Still, George wrote that the court’s decision may be minimized by amendments the Legislature enacted to the assault-weapons act in 1999. 

That year, lawmakers adopted a provision that bans assault-weapons based on a host of features instead of makes and models – a move that makes illegal hundreds of so-called copycat weapons not clearly defined in the law. That provision has not been tested in California’s courts. Gun proponents said the Supreme Court decision gives them fodder to challenge it. 

The NRA’s Michel said Thursday’s decision bolsters arguments that the 1999 amendments are illegal because outlawed guns are not clearly identified. 

“A lawsuit will be filed challenging this,” he said. 

The decision means that some copycat weapons to the AK series will now be legal. 

That is because some of the weapons do not have the features that would make them illegal under the 1999 provisions. Those features include semiautomatic rifles having a detachable magazine for bullets, and one of the following: a pistol grip, a stock with a hole for a thumb, a grenade launcher and, among other features, a flair launcher. 

“It’s conceivable that you have an assault weapon that fell under the 1991 category and isn’t covered by the new legislation,” said John S. Dulcich, the attorney who won Thursday’s case on behalf of Delano lawyer J.W. Harrott. 

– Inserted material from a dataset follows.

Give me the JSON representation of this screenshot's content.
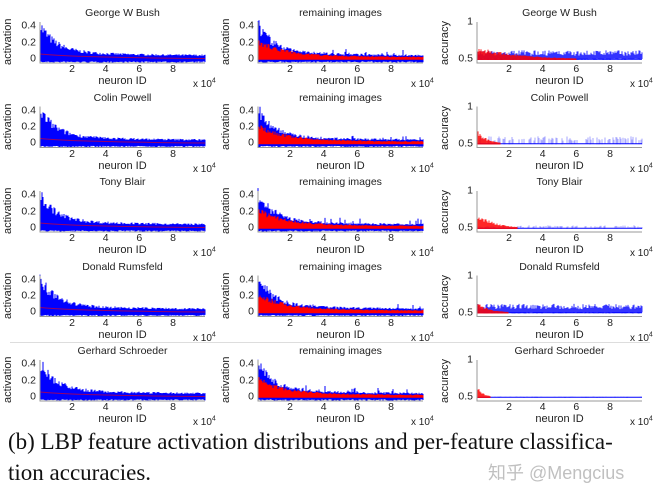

Under the high court’s closely watched decision last year upholding the original assault-weapons law, a majority of justices noted that the state attorney general’s office has the discretion to add weapons to the list of the hundreds of weapons already banned. 

Gun-control advocates said Thursday that Attorney General Bill Lockyer has greatly expanded the number of illegal weapons, but worried Thursday’s decision gives the state’s top law enforcement officer too much leeway. 

“What if the next attorney general is not as aggressive as Lockyer?” asked Dennis Henigan, an attorney for the Center to Prevent Handgun Violence. 

The Roberti-Roos Assault Weapons Control Act of 1989 originally outlawed 75 weapons that are high-powered and have rapid-fire capabilities. The Legislature passed the nation’s first law banning such weapons after a gunman, Patrick Purdy, fired a semiautomatic weapon into a Stockton school yard, killing five children and injuring 30. 

Following California’s lead, several states and the federal government passed similar or even stricter bans. 

The case decided Thursday is J.W. Harrott v. Kings County, S055064.